それに対し、葉王は大きく頷いて肯定した。


「そう!聞いてよ、昌浩。葉のやつったら寝汚いったらありゃしないんだよ?それこそ僕が起こさないと毎朝寝坊してしまうくらいにはね」

「そっかぁ、葉王も大変だね〜」

「でしょ?」

「うぇ〜、二人とも酷いぞ?」

「酷くない、酷くない」


軽快に会話を行っている彼らは、今陰陽量の書簡庫にいる。
ここはあまり使われないらしく、そのため放置されているのでここにある巻物の整理を頼まれたのだ。
三人は会話をしながらも、それぞれに分担して受け持った箇所の整理を手を止めることなく行っている。

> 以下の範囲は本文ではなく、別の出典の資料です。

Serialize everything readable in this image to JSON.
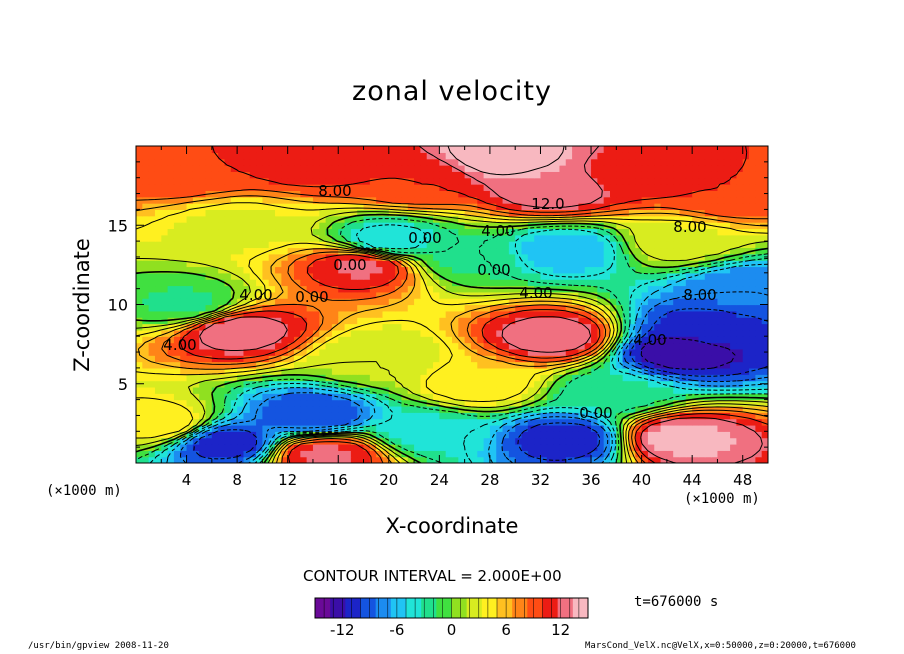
{
  "chart_data": {
    "type": "heatmap",
    "title": "zonal velocity",
    "xlabel": "X-coordinate",
    "ylabel": "Z-coordinate",
    "x_unit": "(×1000 m)",
    "x_unit_right": "(×1000 m)",
    "xlim": [
      0,
      50
    ],
    "ylim": [
      0,
      20
    ],
    "x_ticks": [
      4,
      8,
      12,
      16,
      20,
      24,
      28,
      32,
      36,
      40,
      44,
      48
    ],
    "y_ticks": [
      5,
      10,
      15
    ],
    "contour_interval_text": "CONTOUR INTERVAL = 2.000E+00",
    "colorbar": {
      "min": -15,
      "max": 15,
      "ticks": [
        -12,
        -6,
        0,
        6,
        12
      ],
      "colors": [
        "#6a0a98",
        "#3a0ea8",
        "#1c24c8",
        "#1454e0",
        "#1c8cf0",
        "#20c4f4",
        "#20e4d8",
        "#20e08c",
        "#40e040",
        "#90e020",
        "#d8ec20",
        "#fff020",
        "#ffc020",
        "#ff8418",
        "#ff4c14",
        "#ec1c14",
        "#f07080",
        "#f8b8c0"
      ]
    },
    "contour_labels": [
      "8.00",
      "12.0",
      "0.00",
      "4.00",
      "8.00",
      "0.00",
      "4.00",
      "4.00",
      "0.00",
      "4.00",
      "8.00",
      "4.00",
      "0.00",
      "0.00"
    ],
    "features": [
      {
        "x": 4.0,
        "z": 18.5,
        "u": 10
      },
      {
        "x": 14.0,
        "z": 19.0,
        "u": 11
      },
      {
        "x": 22.0,
        "z": 17.8,
        "u": 10
      },
      {
        "x": 29.0,
        "z": 19.4,
        "u": 15
      },
      {
        "x": 33.0,
        "z": 17.2,
        "u": 13
      },
      {
        "x": 40.0,
        "z": 18.2,
        "u": 11
      },
      {
        "x": 47.0,
        "z": 17.0,
        "u": 10
      },
      {
        "x": 8.0,
        "z": 15.0,
        "u": 3
      },
      {
        "x": 20.0,
        "z": 14.0,
        "u": -5
      },
      {
        "x": 18.0,
        "z": 12.5,
        "u": 12
      },
      {
        "x": 26.0,
        "z": 13.0,
        "u": -2
      },
      {
        "x": 34.0,
        "z": 13.5,
        "u": -6
      },
      {
        "x": 43.0,
        "z": 14.0,
        "u": 3
      },
      {
        "x": 8.0,
        "z": 8.4,
        "u": 13
      },
      {
        "x": 33.0,
        "z": 8.0,
        "u": 13
      },
      {
        "x": 27.0,
        "z": 5.0,
        "u": 5
      },
      {
        "x": 4.0,
        "z": 10.0,
        "u": -2
      },
      {
        "x": 45.0,
        "z": 8.5,
        "u": -11
      },
      {
        "x": 48.0,
        "z": 11.0,
        "u": -8
      },
      {
        "x": 43.0,
        "z": 7.0,
        "u": -13
      },
      {
        "x": 14.0,
        "z": 3.0,
        "u": -10
      },
      {
        "x": 7.0,
        "z": 1.3,
        "u": -11
      },
      {
        "x": 2.0,
        "z": 2.5,
        "u": 5
      },
      {
        "x": 23.0,
        "z": 2.0,
        "u": -4
      },
      {
        "x": 34.0,
        "z": 1.5,
        "u": -11
      },
      {
        "x": 43.0,
        "z": 1.6,
        "u": 14
      },
      {
        "x": 15.0,
        "z": 0.6,
        "u": 12
      },
      {
        "x": 19.0,
        "z": 6.5,
        "u": 2
      },
      {
        "x": 38.0,
        "z": 4.5,
        "u": -3
      }
    ]
  },
  "time_label": "t=676000 s",
  "footer_left": "/usr/bin/gpview  2008-11-20",
  "footer_right": "MarsCond_VelX.nc@VelX,x=0:50000,z=0:20000,t=676000"
}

「う〜ん、ここまでばらばらに置かれると、いっそ見事としか言いようがないね」

「そうだな、まず仕分けするのにも時間がかかっちまう」

「量も一杯あるしね。あ、この巻物葉の方のやつじゃない?」

「お〜、すまんな」

「ん?これはこっちの棚の巻物じゃないな・・・・これ、どっちのだい?」

「え?あ、それは俺の方だよ」

「それじゃあ、はい」

「ありがとう」


何だかんだと言いつつも、連携作業は素晴らしいほどに捗っているようだ。
三人で作業を行っていたためなのか、三人の連携作業が良かったのかはわからないが、巻物の整理は二刻半ほどで終了した。


「ふぅ〜、漸く終わったな」

「そうだね。でも思ってより早く終わったね」

「そりゃあ、三人がかりでやったんだから当然さ」

「あ〜、でもかなりほこりが溜まってただろ?床拭いて〜から始まったにしちゃあ早くできたとは思わんか?」

「む、そう言われれば・・・・そうかもしれないね」


邪魔にならないよう、衣の袖口をたくし上げていた襷を解きながら辺りを見回し、最後の点検確認を行う。

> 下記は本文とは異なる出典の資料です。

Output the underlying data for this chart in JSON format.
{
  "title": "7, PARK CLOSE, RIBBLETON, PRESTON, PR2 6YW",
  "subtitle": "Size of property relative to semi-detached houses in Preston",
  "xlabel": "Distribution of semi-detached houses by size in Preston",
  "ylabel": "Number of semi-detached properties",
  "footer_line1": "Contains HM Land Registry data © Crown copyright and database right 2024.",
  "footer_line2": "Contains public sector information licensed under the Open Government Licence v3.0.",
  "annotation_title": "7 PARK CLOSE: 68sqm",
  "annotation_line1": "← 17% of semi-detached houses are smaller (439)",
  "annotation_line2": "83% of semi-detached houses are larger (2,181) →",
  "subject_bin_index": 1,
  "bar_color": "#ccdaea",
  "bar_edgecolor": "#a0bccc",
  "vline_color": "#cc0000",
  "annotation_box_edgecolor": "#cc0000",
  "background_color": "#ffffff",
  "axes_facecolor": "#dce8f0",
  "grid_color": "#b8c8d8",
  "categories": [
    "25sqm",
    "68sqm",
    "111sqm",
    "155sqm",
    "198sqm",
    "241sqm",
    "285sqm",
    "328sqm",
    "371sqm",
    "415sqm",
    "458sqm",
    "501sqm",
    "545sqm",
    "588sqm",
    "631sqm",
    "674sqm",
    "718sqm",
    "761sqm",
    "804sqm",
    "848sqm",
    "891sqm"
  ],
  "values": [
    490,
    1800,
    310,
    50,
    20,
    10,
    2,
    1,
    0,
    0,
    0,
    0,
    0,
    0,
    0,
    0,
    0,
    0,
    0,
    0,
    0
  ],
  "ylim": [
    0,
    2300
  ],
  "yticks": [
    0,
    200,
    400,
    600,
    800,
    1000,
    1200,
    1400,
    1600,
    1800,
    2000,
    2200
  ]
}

「ん。問題は無いようだね・・・・・・って、何をこっちを見ているんだい?葉」

「ん〜、いや・・・・何と言うか・・・・・掃除してる姿が似合わんと思ってな・・・・・・」

「・・・・・は?」

「あ、わかるわかる。葉王がこういう雑用してる姿って物凄く違和感というか・・・・星見してたり、作暦してた方が絶対似合うと思う」

「だろ?やっぱそう思うよな〜」

「うんうん」


変なところで意気投合する昌浩と葉に、葉王は怪訝な顔をする。
雑用が似合わないと言われても、まだ直丁である身なのだから仕方ないだろう。確かに、星見や作暦は自分が得意とするところであるが、だからといってそこまで言われる筋合いはないと思うのだが・・・・・。

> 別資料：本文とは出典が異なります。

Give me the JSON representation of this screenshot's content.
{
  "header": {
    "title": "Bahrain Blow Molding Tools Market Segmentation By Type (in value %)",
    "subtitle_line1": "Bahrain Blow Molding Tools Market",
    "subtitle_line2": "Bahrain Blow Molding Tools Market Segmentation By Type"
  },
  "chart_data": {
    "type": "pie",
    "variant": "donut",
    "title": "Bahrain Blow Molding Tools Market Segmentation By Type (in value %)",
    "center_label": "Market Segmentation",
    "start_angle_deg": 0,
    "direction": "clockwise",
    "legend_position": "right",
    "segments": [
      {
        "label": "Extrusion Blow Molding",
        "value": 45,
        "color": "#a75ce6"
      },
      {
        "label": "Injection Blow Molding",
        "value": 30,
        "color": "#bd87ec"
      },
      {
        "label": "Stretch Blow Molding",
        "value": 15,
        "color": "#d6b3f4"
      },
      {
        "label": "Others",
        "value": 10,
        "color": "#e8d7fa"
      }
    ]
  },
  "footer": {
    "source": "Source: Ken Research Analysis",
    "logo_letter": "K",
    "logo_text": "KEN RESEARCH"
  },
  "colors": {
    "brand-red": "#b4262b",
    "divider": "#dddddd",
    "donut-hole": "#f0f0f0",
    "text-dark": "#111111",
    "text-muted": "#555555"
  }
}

「じい様が星見とかしてる姿って貫禄とか慣れっていうのが印象としては強いんだけど、葉王の場合は・・・・う〜ん、絵になる?星見やってる姿が自然っていうか・・・・」

「嵌っちまってるんだよな〜」

「「うんうん」」

「・・・・・・・・・・口を動かしている暇があったら、次の仕事に行くよ////」


素直すぎるのも考えものだね。と、葉王が内心で照れ隠しにも似た言葉を紡いだのだが、当の本人達に聞こえる由もなかった。




そして一人ずんずんと歩いていく葉王に二人が慌ててついて行くのは、後数秒後の話―――――。